Pakistan healthcare budget

Caretaker Minister of National Health Services, Regulations, and Coordination, Dr. Nadeem Jan has proposed the allocation of two percent of the Gross Domestic Product (GDP) for the health sector. In response to a calling attention notice in the upper house regarding the non-availability of vaccines, especially the anti-diphtheria serum in the country, the minister said that our request to the next government would be to allocate at least two percent of the GDP for health, a sector that has been overlooked by all previous governments.

Pakistan’s health sector faces numerous challenges, including inadequate funding, institutional corruption, a shortage of healthcare professionals, lack of healthcare infrastructure deficiencies, limited access to healthcare in rural areas, and socio-economic disparities affecting healthcare access for many citizens. These issues have contributed to a depletion of the health sector’s capacity to meet the healthcare needs of the population. Historically, chronic underfunding, burdened with bureaucratic corruption and inadequate distribution of resources particularly collapsed the state-owned healthcare system in the country. Meanwhile, political instability and diverging priorities of competing civic groups further ruined the system due to the everyday experiences of the political leadership. The World Health Organization (WHO) has recommended about 6% of the country’s GDP for low-income nations, whereas Pakistan’s healthcare expenses revolve around 0.4% of the national GDP to fulfill the healthcare needs of over 240 million populace that is not more than a peanut to feed a colossal elephant.

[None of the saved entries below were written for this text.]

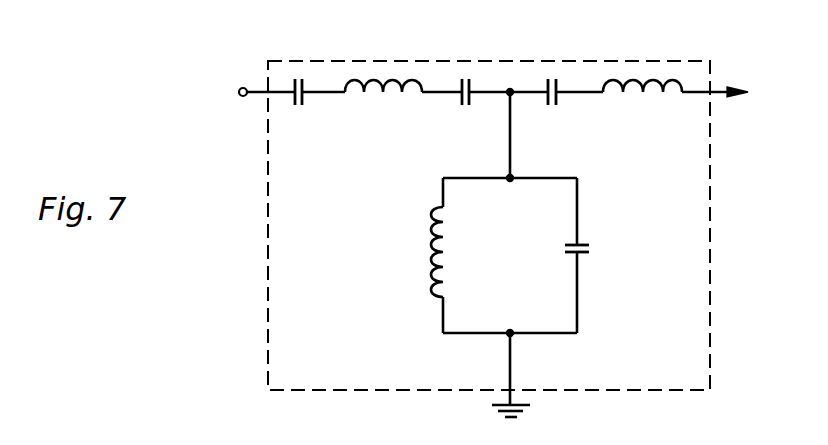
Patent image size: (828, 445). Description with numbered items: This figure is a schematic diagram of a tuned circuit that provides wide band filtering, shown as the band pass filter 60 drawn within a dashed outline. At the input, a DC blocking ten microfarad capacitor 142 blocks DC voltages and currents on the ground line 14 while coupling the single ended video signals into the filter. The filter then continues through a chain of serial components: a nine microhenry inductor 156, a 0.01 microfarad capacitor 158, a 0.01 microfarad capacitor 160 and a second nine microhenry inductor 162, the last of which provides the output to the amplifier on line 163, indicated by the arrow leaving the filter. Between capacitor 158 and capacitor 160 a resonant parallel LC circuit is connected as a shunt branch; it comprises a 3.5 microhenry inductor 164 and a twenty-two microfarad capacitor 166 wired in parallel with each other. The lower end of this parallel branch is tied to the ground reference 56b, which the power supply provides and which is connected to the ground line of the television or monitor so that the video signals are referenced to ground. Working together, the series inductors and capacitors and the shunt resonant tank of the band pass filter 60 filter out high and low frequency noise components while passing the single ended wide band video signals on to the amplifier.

The ground line 14 is at (248, 96).
The filter 60 is at (268, 253).
The DC blocking capacitor 142 is at (303, 79).
The inductor 156 is at (390, 90).
The capacitor 158 is at (467, 78).
The capacitor 160 is at (556, 78).
The inductor 162 is at (652, 82).
The line 163 is at (703, 94).
The inductor 164 is at (432, 247).
The capacitor 166 is at (590, 251).
The ground reference 56b is at (512, 362).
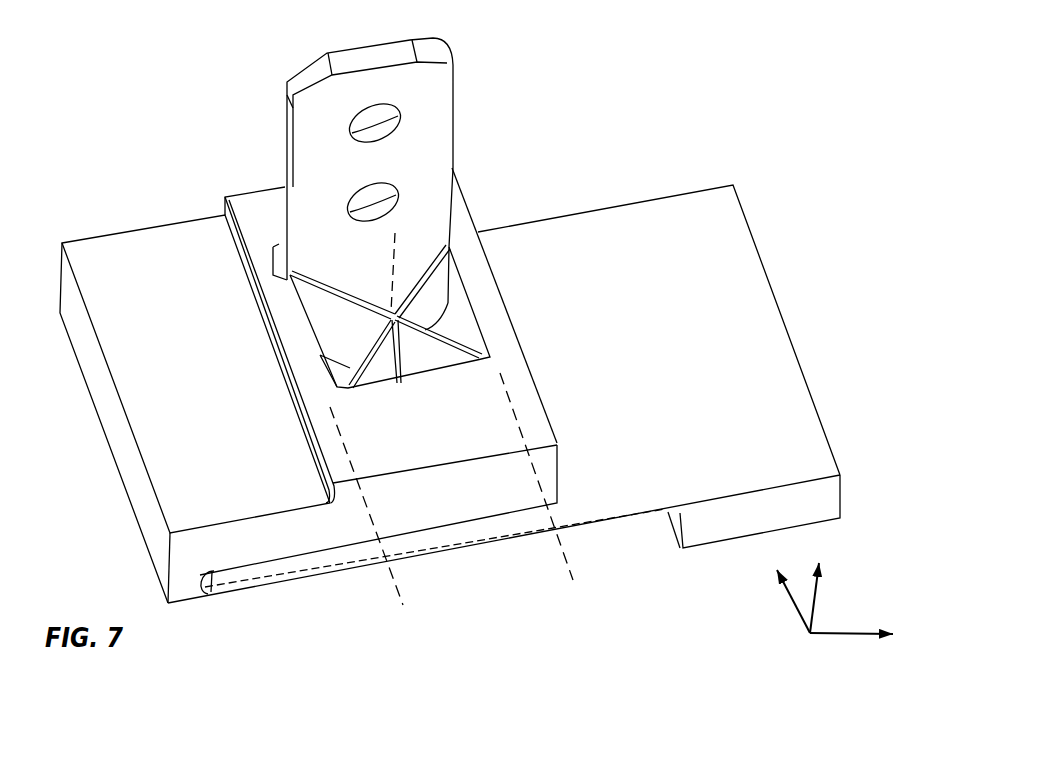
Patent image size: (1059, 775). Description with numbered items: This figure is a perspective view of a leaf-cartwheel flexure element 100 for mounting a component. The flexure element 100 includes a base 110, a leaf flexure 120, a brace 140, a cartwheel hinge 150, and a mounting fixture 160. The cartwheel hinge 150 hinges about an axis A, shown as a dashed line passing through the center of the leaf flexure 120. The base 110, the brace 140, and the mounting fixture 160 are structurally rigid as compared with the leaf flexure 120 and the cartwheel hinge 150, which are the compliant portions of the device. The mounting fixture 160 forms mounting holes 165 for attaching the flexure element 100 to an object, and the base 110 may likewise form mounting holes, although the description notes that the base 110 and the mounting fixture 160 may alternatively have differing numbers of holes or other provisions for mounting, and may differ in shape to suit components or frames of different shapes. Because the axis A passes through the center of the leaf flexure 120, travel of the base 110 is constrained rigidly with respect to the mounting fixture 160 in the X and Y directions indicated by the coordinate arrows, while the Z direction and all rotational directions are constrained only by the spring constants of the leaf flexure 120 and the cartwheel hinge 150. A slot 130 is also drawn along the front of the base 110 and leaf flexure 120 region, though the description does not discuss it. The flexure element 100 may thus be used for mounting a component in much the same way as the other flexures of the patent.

The flexure element 100 is at (163, 150).
The base 110 is at (730, 520).
The leaf flexure 120 is at (345, 572).
The slot 130 is at (222, 577).
The brace 140 is at (130, 460).
The cartwheel hinge 150 is at (573, 580).
The mounting fixture 160 is at (455, 127).
The mounting holes 165 is at (377, 203).
The axis A is at (394, 262).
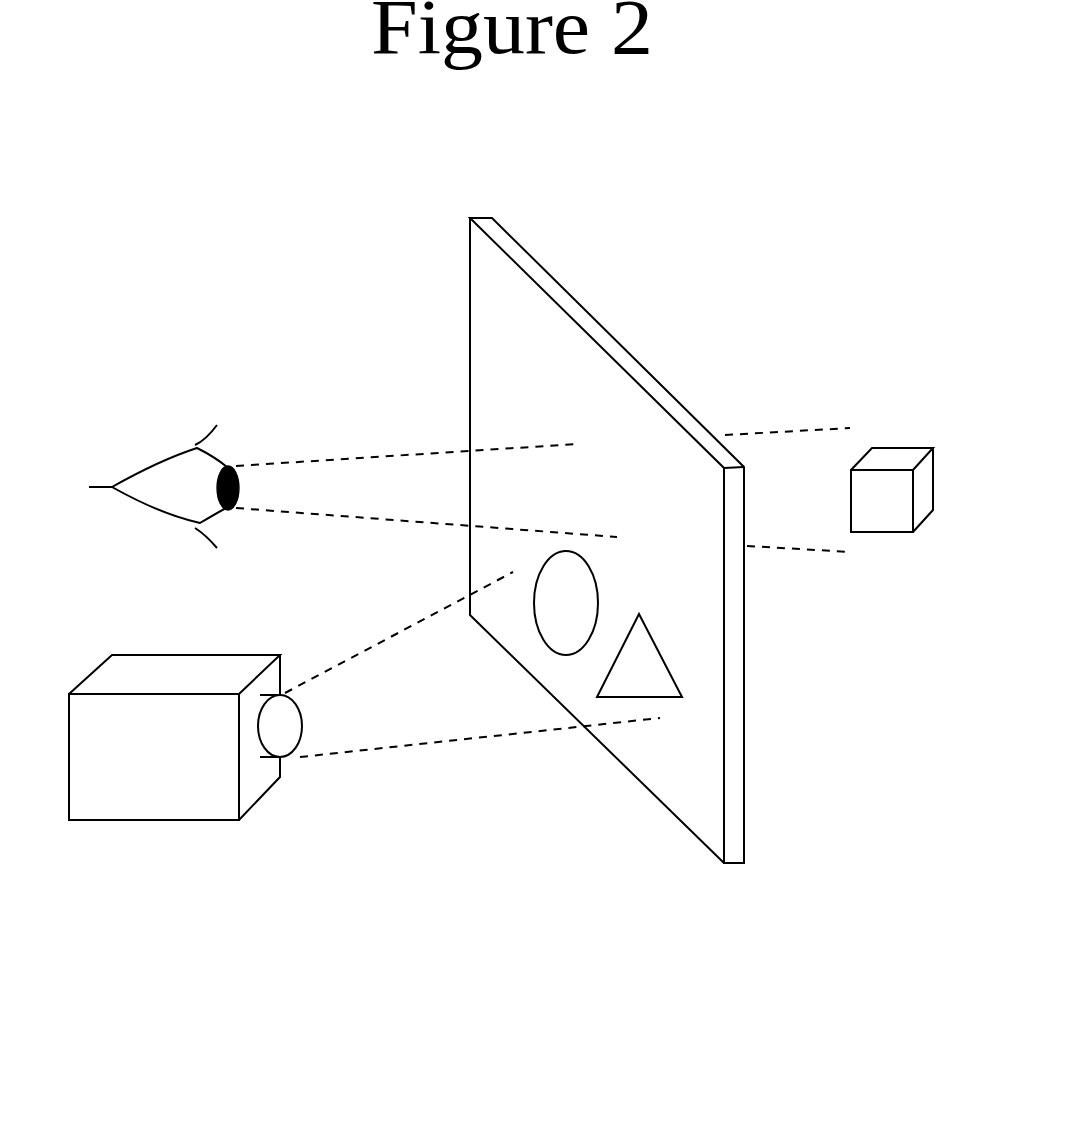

Ironically, this funding is usually distributed by the administrators among major urban population centers and rural areas based on political interests instead of public needs or geographical requirements of certain administrative regions. Therefore, access to healthcare services is marked by stark disparities with the rural population and low-income communities in far-flung rural areas lack essential infrastructure and state-of-the-art healthcare facilities. Successive political governments introduced several initiatives including Sehat Health Card, health insurance, and Medical Teaching Institute (MTI) projects to improve the situation through increased investment, policy reforms, and other strategies to strengthen healthcare services across the country but those efforts remained short of required goals because of growing healthcare needs of the population which is increasing at an unbelievable rate of 2.3% per annum. Meanwhile, the private health sector and the pharmaceutical industry have shaped into cartels, blatantly using its stronghold for hikes in the prices of essential medicines and medical services including labwork, CT Scan, MRIs, and tests for serious diseases that are not available in state-run healthcare facilities in the country. Presently, several important medicines and vaccines including the anti-diphtheria serum and rabies are not available, while several deaths have occurred due to a shortage of those essential medicines in the country. This is a recurrent phenomenon that is the outcome of institutional corruption and the administrator-mafia nexus, which has not been permanently dealt with by Pakistani leaders over the past years.

Although, the Caretaker Health Minister has floated a sane idea of allocating two percent of the GDP to the health sector, but our rulers have some more urgent priorities such as VIPs’ security, Ministers’ protocol, modification in lethal arsenals, initiation of construction projects and attached lucrative incentives that supersede public health, children education, and social well-being of the masses. As the newly elected government will assume office in the next few weeks, the time would illustrate the legacy of the incoming rulers, whether they raise the healthcare funding by 2% of the GDP or keep the masses lingering with the same issue in the coming years and decades.